Having seemingly secured the rights to Joe Shuster's half of the rights to Superman, DC Comics and parent company Time Warner's never-ending battle over collaborator Jerry Siegel's share of the rights continued yesterday as the case went before a Federal Appeals Court.
Arguments were heard by a California Appeals Court in Pasadena, CA, yesterday over whether or not Laura Siegel Larson -- Siegel's daughter -- has the right to terminate her family's share of Time Warner and DC's existing copyright to the Superman character as ruled by a Californian court in 2008. Daniel Petrocelli, a lawyer working for DC, argued that the 1938 copyright that would be terminated under existing US copyright law is actually invalid due to a 2006 agreement between Joanne Siegel, Larson's mother (and Jerry's wife), and DC from 2006. "At the very minimum, we believe we're entitled to a trial," Petrocelli told the court, going on to say that, should the Appeals Court agree that the 2006 agreement supersedes the 1938 agreement -- or the 1947 post-lawsuit agreement, or the 1973-1975 lawsuit and subsequent agreements -- between DC and Siegel, it would "dispose of the entire dispute."

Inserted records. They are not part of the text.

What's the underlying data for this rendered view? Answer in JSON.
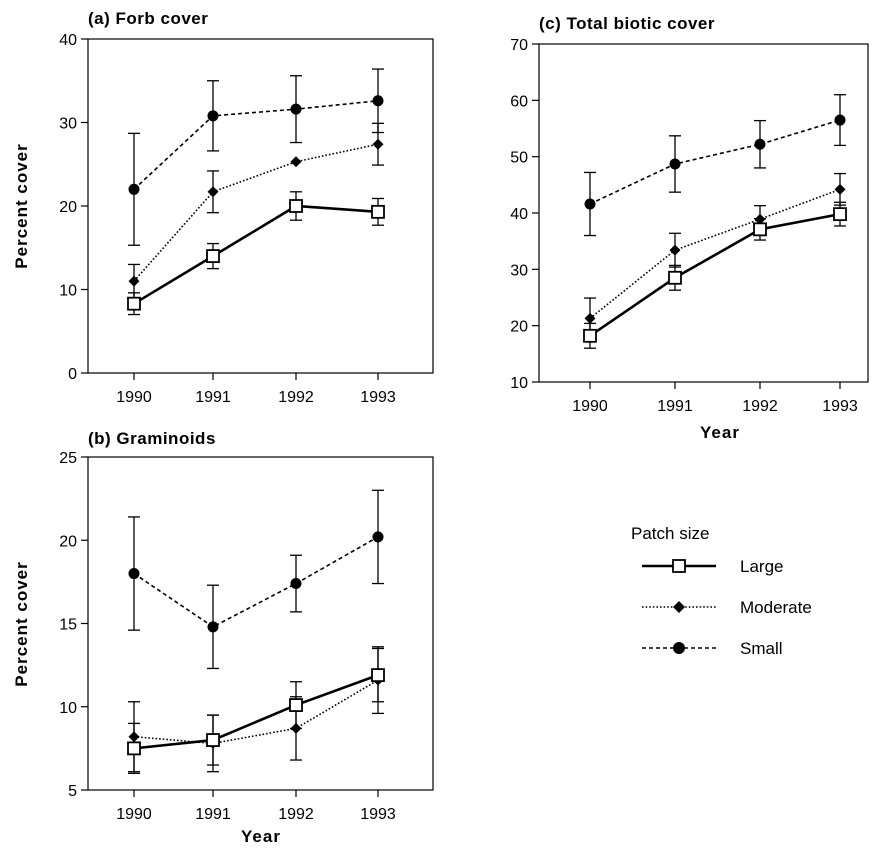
{
  "chart_data": [
    {
      "type": "line",
      "title": "(a) Forb cover",
      "xlabel": "",
      "ylabel": "Percent cover",
      "categories": [
        "1990",
        "1991",
        "1992",
        "1993"
      ],
      "ylim": [
        0,
        40
      ],
      "yticks": [
        0,
        10,
        20,
        30,
        40
      ],
      "series": [
        {
          "name": "Large",
          "values": [
            8.3,
            14.0,
            20.0,
            19.3
          ],
          "err": [
            1.3,
            1.5,
            1.7,
            1.6
          ]
        },
        {
          "name": "Moderate",
          "values": [
            11.0,
            21.7,
            25.3,
            27.4
          ],
          "err": [
            2.0,
            2.5,
            0.0,
            2.5
          ]
        },
        {
          "name": "Small",
          "values": [
            22.0,
            30.8,
            31.6,
            32.6
          ],
          "err": [
            6.7,
            4.2,
            4.0,
            3.8
          ]
        }
      ]
    },
    {
      "type": "line",
      "title": "(b) Graminoids",
      "xlabel": "Year",
      "ylabel": "Percent cover",
      "categories": [
        "1990",
        "1991",
        "1992",
        "1993"
      ],
      "ylim": [
        5,
        25
      ],
      "yticks": [
        5,
        10,
        15,
        20,
        25
      ],
      "series": [
        {
          "name": "Large",
          "values": [
            7.5,
            8.0,
            10.1,
            11.9
          ],
          "err": [
            1.5,
            1.5,
            1.4,
            1.6
          ]
        },
        {
          "name": "Moderate",
          "values": [
            8.2,
            7.8,
            8.7,
            11.6
          ],
          "err": [
            2.1,
            1.7,
            1.9,
            2.0
          ]
        },
        {
          "name": "Small",
          "values": [
            18.0,
            14.8,
            17.4,
            20.2
          ],
          "err": [
            3.4,
            2.5,
            1.7,
            2.8
          ]
        }
      ]
    },
    {
      "type": "line",
      "title": "(c) Total biotic cover",
      "xlabel": "Year",
      "ylabel": "",
      "categories": [
        "1990",
        "1991",
        "1992",
        "1993"
      ],
      "ylim": [
        10,
        70
      ],
      "yticks": [
        10,
        20,
        30,
        40,
        50,
        60,
        70
      ],
      "series": [
        {
          "name": "Large",
          "values": [
            18.2,
            28.5,
            37.1,
            39.8
          ],
          "err": [
            2.2,
            2.2,
            1.9,
            2.1
          ]
        },
        {
          "name": "Moderate",
          "values": [
            21.3,
            33.4,
            38.9,
            44.2
          ],
          "err": [
            3.6,
            3.0,
            2.4,
            2.8
          ]
        },
        {
          "name": "Small",
          "values": [
            41.6,
            48.7,
            52.2,
            56.5
          ],
          "err": [
            5.6,
            5.0,
            4.2,
            4.5
          ]
        }
      ]
    }
  ],
  "legend": {
    "title": "Patch size",
    "items": [
      {
        "name": "Large",
        "style": "solid",
        "marker": "square-open"
      },
      {
        "name": "Moderate",
        "style": "dotted",
        "marker": "diamond-filled"
      },
      {
        "name": "Small",
        "style": "dashed",
        "marker": "circle-filled"
      }
    ]
  },
  "colors": {
    "ink": "#000000",
    "background": "#ffffff"
  }
}
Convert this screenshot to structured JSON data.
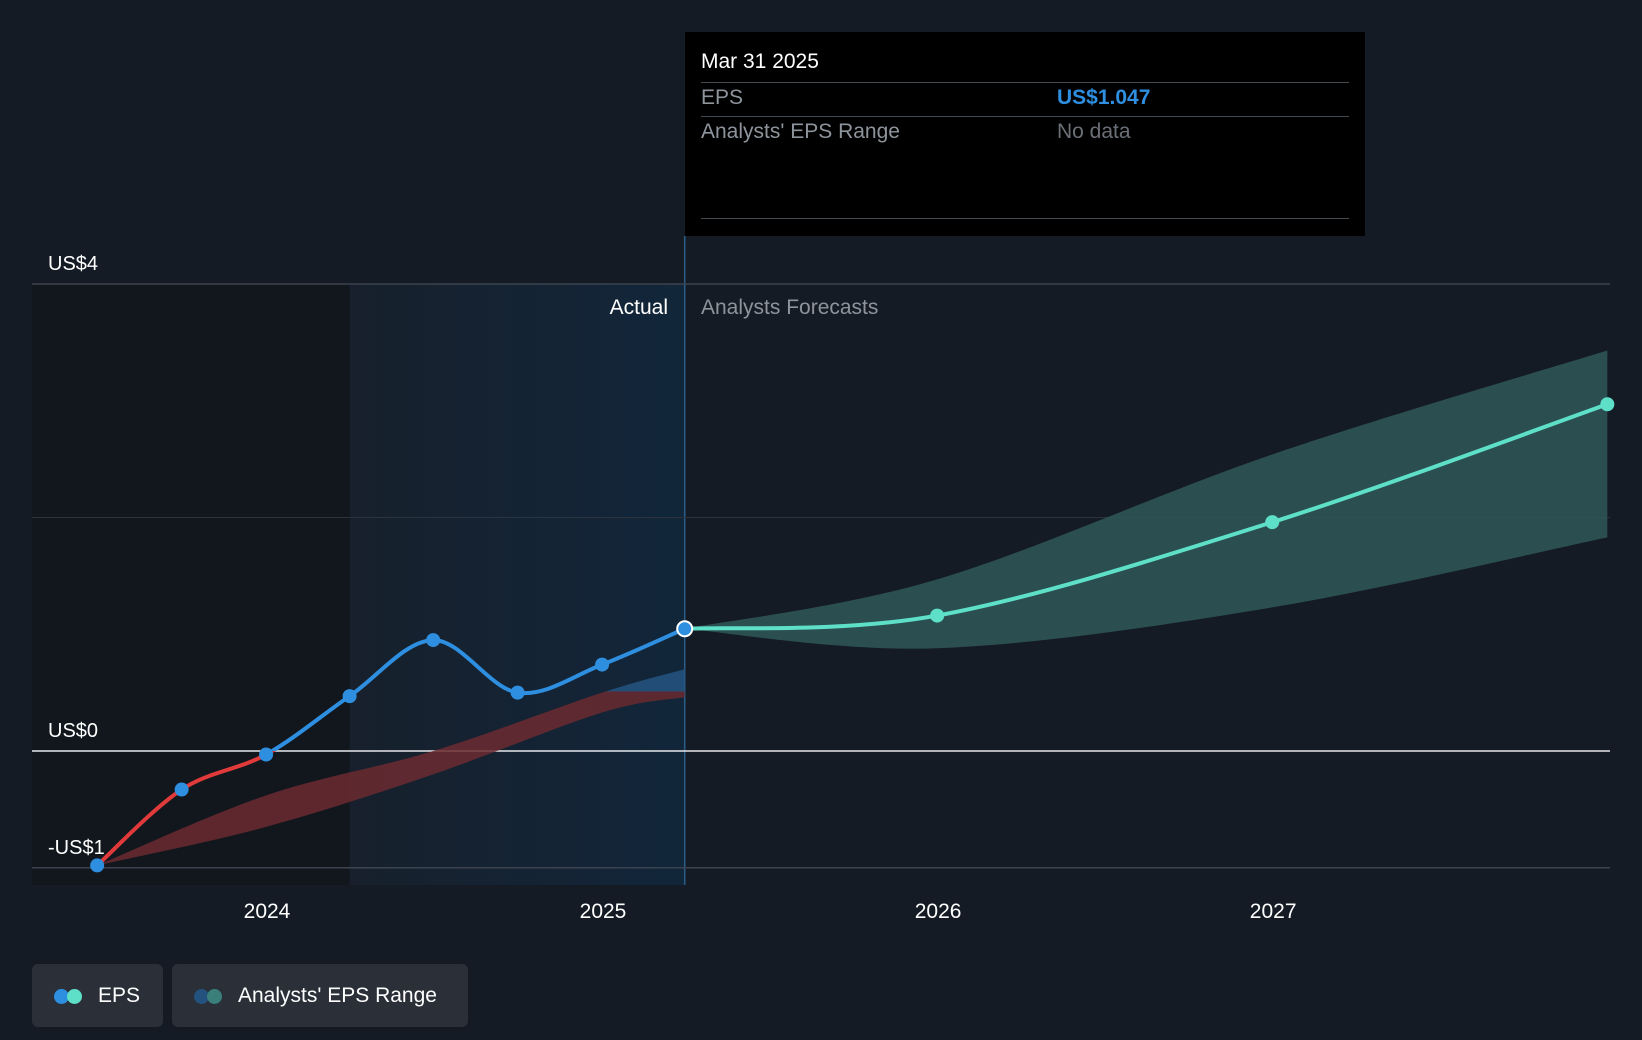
{
  "chart_data": {
    "type": "line",
    "y_tick_labels": [
      "US$4",
      "US$0",
      "-US$1"
    ],
    "x_tick_labels": [
      "2024",
      "2025",
      "2026",
      "2027"
    ],
    "ylim": [
      -1,
      4
    ],
    "region_labels": {
      "actual": "Actual",
      "forecast": "Analysts Forecasts"
    },
    "series": [
      {
        "name": "EPS",
        "points": [
          {
            "x": "2023-06-30",
            "y": -0.98
          },
          {
            "x": "2023-09-30",
            "y": -0.33
          },
          {
            "x": "2023-12-31",
            "y": -0.03
          },
          {
            "x": "2024-03-31",
            "y": 0.47
          },
          {
            "x": "2024-06-30",
            "y": 0.95
          },
          {
            "x": "2024-09-30",
            "y": 0.5
          },
          {
            "x": "2024-12-31",
            "y": 0.74
          },
          {
            "x": "2025-03-31",
            "y": 1.047
          }
        ]
      },
      {
        "name": "EPS forecast",
        "points": [
          {
            "x": "2025-03-31",
            "y": 1.047
          },
          {
            "x": "2025-12-31",
            "y": 1.16
          },
          {
            "x": "2026-12-31",
            "y": 1.96
          },
          {
            "x": "2027-12-31",
            "y": 2.97
          }
        ]
      }
    ],
    "past_range": {
      "x": [
        "2023-06-30",
        "2023-12-31",
        "2024-06-30",
        "2024-12-31",
        "2025-03-31"
      ],
      "low": [
        -0.98,
        -0.65,
        -0.2,
        0.33,
        0.46
      ],
      "high": [
        -0.98,
        -0.38,
        0.0,
        0.5,
        0.7
      ]
    },
    "forecast_range": {
      "x": [
        "2025-03-31",
        "2025-12-31",
        "2026-12-31",
        "2027-12-31"
      ],
      "low": [
        1.047,
        0.88,
        1.23,
        1.83
      ],
      "high": [
        1.047,
        1.47,
        2.54,
        3.43
      ]
    },
    "colors": {
      "eps_negative": "#e03a3a",
      "eps_actual": "#2e8fe0",
      "eps_forecast": "#5ee0c8",
      "forecast_band": "#2f5858",
      "past_band_negative": "#6b2a30",
      "past_band_positive": "#24527e"
    },
    "highlight_date": "2025-03-31",
    "actual_band_start": "2024-03-31"
  },
  "tooltip": {
    "date": "Mar 31 2025",
    "eps_label": "EPS",
    "eps_value": "US$1.047",
    "range_label": "Analysts' EPS Range",
    "range_value": "No data"
  },
  "legend": {
    "items": [
      {
        "label": "EPS",
        "colors": [
          "#2e8fe0",
          "#5ee0c8"
        ]
      },
      {
        "label": "Analysts' EPS Range",
        "colors": [
          "#24527e",
          "#3a7f7a"
        ]
      }
    ]
  }
}
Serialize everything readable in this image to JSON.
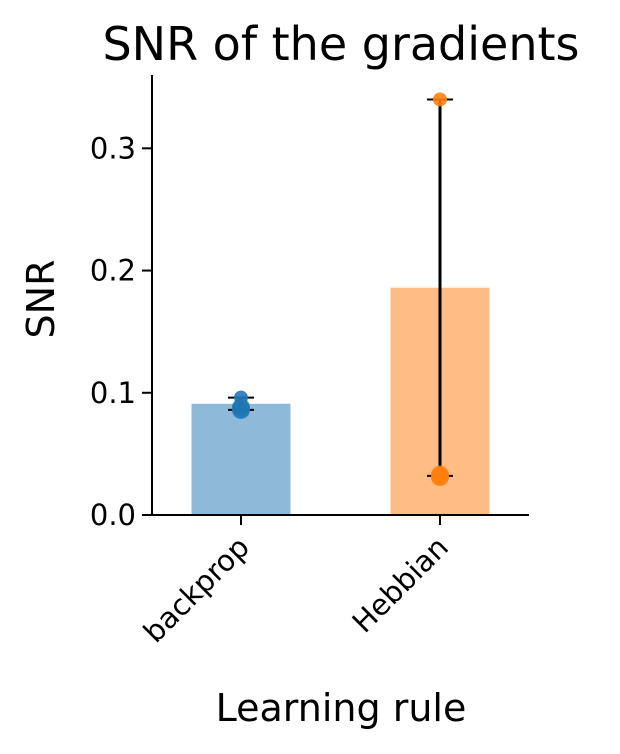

Marc Toberoff, the attorney working for Larson, is familiar with this argument, as he has recently lost a lawsuit for the Shuster half of the rights to DC on very similar grounds (In that case, a 1992 agreement between DC and Shuster's sister invalidated any future claim to the rights, it was ruled last month). He argued that the 2006 agreement was itself invalid as DC/Warners changed the royalty terms after the fact, something that Judge Sidney Thomas seemed unconvinced about yesterday; he reportedly asked Toberoff "If there's a legitimate offer on the 16th [of October, 2006] and the acceptance on the 19th, does it really matter what happens afterward? This suggests there's probably a genuine issue of material fact."
No ruling was handed down from the three judge Appeals Court yesterday. Keep looking up, in the sky, for developments.